Consider George W. Bush, whose prep school records were mediocre to the point where his Dean counseled him to apply to a “safety school” as well as Yale, a legacy school for the Bush family. According to the World Biography of U.S. Presidents, “His SAT scores were 566 for the verbal part and 640 for math. Those were far below the median scores for students admitted to his class at Yale: 668 verbal and 718 math.” Bush was accepted and graduated from Yale with average grades. Was this Ivy League credential and the social connections that came with it, in part, responsible for his climb to the White House. For example, George Bush met Dick Chaney, an even worse student, at Yale.
Does it matter? As President, Bush brought the U.S. to war in Afghanistan and Iraq. These wars have cost the U.S. over two trillion dollars and over resulted in over 400,000 military and civilian deaths. Perhaps this is the legacy of a legacy admission.
Donald Trump also had a checkered educational background, yet he attended an Ivy League school for the last two years of his college career. Despite his bragging about his brilliance — “I’m, like, a really smart person.” — he seems to have been an unremarkable student whose time was spent investing in real estate with the two million dollar loan his father gave him.
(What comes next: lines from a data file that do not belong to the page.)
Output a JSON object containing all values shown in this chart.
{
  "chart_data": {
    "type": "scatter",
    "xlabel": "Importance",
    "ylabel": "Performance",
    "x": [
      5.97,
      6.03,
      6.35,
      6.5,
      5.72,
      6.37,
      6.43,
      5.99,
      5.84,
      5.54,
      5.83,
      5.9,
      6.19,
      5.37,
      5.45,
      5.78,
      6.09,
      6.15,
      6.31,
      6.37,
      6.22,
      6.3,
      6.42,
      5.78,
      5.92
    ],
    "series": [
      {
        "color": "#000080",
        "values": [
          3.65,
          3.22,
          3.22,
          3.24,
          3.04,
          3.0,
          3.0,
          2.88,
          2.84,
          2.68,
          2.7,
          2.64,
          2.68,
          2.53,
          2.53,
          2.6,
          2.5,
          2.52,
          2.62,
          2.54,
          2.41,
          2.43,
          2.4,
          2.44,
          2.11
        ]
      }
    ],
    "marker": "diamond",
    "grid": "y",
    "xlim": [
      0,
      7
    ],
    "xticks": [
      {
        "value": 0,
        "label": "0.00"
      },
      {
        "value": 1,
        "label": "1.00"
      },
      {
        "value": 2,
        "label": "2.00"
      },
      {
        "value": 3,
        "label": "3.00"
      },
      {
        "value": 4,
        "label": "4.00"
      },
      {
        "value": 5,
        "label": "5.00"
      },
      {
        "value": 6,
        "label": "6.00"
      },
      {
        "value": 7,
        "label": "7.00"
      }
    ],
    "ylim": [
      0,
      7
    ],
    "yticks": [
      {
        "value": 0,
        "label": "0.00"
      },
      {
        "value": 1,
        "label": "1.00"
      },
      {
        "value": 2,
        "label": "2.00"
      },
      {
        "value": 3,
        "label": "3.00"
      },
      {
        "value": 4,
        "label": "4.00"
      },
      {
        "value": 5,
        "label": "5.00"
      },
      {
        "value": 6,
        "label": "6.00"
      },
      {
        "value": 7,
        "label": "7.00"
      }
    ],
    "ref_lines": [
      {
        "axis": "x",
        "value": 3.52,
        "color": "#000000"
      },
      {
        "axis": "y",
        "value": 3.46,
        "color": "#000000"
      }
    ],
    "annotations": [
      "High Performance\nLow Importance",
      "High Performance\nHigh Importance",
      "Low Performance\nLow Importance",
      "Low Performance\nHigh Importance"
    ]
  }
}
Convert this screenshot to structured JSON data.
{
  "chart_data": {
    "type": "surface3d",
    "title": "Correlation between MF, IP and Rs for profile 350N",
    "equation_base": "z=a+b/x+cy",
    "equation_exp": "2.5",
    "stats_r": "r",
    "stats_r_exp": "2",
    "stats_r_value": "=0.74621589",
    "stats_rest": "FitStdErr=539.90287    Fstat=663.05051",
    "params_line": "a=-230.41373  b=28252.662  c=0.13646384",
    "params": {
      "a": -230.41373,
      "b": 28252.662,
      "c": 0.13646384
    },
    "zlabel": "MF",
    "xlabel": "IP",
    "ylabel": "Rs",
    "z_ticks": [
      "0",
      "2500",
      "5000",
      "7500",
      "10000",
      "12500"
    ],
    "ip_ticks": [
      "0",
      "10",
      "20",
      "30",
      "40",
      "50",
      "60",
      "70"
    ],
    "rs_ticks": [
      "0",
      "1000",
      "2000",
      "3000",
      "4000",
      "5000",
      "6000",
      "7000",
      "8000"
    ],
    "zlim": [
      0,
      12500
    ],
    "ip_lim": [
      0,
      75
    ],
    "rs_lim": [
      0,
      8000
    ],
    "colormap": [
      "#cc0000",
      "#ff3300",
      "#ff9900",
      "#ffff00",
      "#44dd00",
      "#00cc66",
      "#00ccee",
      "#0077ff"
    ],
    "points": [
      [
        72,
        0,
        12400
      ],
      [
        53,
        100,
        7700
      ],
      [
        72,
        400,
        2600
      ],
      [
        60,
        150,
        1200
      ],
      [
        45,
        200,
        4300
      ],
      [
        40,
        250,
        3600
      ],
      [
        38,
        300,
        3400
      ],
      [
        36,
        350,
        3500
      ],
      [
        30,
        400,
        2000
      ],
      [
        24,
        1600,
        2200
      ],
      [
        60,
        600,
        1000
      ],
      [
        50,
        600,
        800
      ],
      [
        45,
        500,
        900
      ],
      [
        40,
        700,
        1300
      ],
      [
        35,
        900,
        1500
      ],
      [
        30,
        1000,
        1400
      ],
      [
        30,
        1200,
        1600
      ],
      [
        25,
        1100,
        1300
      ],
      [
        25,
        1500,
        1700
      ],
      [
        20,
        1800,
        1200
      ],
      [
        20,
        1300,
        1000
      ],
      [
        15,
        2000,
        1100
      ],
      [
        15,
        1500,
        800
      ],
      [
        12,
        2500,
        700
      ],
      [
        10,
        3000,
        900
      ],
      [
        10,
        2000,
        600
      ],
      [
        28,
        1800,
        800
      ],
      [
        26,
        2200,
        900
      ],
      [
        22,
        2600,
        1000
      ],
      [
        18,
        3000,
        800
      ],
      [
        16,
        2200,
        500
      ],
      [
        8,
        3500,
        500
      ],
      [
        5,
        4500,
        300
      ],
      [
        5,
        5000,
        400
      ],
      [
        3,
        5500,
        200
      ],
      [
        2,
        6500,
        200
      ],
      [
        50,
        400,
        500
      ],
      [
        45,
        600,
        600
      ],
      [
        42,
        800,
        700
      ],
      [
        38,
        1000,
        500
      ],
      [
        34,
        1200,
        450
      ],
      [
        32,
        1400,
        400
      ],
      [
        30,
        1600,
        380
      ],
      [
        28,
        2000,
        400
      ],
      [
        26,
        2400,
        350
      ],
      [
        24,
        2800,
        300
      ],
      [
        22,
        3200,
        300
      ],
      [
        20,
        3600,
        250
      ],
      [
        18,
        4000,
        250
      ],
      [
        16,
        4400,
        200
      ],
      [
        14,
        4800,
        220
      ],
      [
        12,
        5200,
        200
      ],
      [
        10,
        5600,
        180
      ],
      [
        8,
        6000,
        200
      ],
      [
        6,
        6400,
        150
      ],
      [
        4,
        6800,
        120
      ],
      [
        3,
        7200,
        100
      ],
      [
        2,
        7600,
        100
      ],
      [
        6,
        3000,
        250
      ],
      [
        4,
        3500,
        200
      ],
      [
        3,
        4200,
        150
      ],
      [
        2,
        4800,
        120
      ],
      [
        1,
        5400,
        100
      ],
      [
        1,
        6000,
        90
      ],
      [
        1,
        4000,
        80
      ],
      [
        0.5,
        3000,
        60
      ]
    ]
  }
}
We don’t know whether his father donated to Wharton or what his grades and SAT scores were. We do know that his former lawyer testified that Trump “directed me to threaten his high school, his colleges and the College Board to never release his grades or SAT scores.” We do know that “the headmaster of Trump’s alma mater, New York Military Academy, was instructed by his manager to secure Trump’s academic records so they could not be released, reportedly at the direction of ‘prominent, wealthy alumni of the school who were Mr. Trump’s friends’” I wonder what he’s hiding. We do know that the recent New Zealand shooter was inspired by Donald Trump’s white nationalist tendencies.
I grew up thinking of America as a country of ideals — a place where hard work would get you somewhere. Credentialing those who have not studied hard — who have taken a shortcut to success — is wrong. Informing and training the mind to think well is important. Well-educated leaders are in a position to make smarter decisions. Of course, school is not the only place to learn, but there is no shortcut to the hard work of learning.